A few days ago, Linda Loveland Reid gave a wonderful talk on Rauschenberg and Jasper Johns as a fundraiser for the Sebastopol Center for the arts. As I though about Abstract Expressionism and its impact on artists, I sent this Email to Linda.
I have been thinking about what you said about Abstract Expressionism. I remember Judy Chicago’s rage at being excluded from prestige museums despite producing art that seemed to be exactly what they defined. The ones we saw at the DeYoung show were “perfect.”
I think the art establishment used the stringent intellectual shibboleths as a way to exclude people they didn’t like — clangorous Judy Chicago, for example, or not-straight white males like Rauschenberg and Jasper Johns. The Art Establishment clinging to their elite status was like trying to hold a wolf by the ears.

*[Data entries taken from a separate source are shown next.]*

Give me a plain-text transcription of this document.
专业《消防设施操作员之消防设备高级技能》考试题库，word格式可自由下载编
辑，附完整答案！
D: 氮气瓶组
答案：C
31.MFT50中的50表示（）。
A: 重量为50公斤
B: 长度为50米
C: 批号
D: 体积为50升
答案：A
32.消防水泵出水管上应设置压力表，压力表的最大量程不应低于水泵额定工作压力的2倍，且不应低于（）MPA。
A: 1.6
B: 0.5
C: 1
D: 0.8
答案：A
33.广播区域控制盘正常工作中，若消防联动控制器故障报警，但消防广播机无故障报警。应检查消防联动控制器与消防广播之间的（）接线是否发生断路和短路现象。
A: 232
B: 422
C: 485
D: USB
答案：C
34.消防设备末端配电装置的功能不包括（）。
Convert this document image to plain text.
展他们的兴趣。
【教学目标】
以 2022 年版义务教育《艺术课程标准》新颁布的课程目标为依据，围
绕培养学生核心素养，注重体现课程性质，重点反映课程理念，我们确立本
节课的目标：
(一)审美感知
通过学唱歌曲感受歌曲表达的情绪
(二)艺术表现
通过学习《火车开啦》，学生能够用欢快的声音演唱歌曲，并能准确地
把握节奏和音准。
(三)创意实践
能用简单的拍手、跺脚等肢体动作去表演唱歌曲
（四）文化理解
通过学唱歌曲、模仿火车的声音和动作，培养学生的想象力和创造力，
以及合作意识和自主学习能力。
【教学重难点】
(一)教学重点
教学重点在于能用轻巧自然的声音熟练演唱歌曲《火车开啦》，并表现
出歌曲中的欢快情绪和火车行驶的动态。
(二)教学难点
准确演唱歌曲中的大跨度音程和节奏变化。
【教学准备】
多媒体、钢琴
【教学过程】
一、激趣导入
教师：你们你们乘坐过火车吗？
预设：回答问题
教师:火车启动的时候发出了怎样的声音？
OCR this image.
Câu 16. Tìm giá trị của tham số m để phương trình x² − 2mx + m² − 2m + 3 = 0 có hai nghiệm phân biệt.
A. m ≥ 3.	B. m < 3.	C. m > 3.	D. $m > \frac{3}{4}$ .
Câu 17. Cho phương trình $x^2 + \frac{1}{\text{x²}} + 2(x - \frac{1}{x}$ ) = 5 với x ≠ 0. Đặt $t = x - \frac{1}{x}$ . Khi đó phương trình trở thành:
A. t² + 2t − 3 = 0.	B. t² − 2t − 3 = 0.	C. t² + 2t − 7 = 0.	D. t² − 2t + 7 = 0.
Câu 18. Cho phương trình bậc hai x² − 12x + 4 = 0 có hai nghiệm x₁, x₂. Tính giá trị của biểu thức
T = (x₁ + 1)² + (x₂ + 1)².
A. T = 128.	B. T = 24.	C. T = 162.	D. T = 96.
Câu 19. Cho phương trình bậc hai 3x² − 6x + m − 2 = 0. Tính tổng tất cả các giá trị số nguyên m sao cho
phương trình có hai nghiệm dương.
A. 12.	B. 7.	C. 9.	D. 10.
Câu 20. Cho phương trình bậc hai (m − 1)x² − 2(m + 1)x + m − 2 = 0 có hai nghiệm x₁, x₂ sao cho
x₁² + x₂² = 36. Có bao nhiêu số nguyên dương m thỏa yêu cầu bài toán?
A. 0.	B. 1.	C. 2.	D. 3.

Their forceful superiority got knocked down so far that the neo-Dadaists were supplanted by Pop artists. And yet two prime examples of tall, slim, elegant, educated, congenial, social male artists are Diebenkorn and Jeff Koons. I never could figure out why Koons got away with the stuff he peddled until I saw him speak on a panel at the Getty Museum in Malibu as part of their “Plato” show. The Getty was actually displaying his “Play-Doh” as part of the exhibition ancient Greek and Roman art as a play-on-words. The room-size sculpture is made of enameled aluminum, and yet somehow it seemed to smell like the children’s toy.
When elegant, refined Koons spoke, I could see why the new-money in L.A. swooned over him. It really felt, to me, like “The Emperor’s New Clothes.”
Koons’s work made me long for abstract expressionism in all its christian-white-male-chauvinist glory.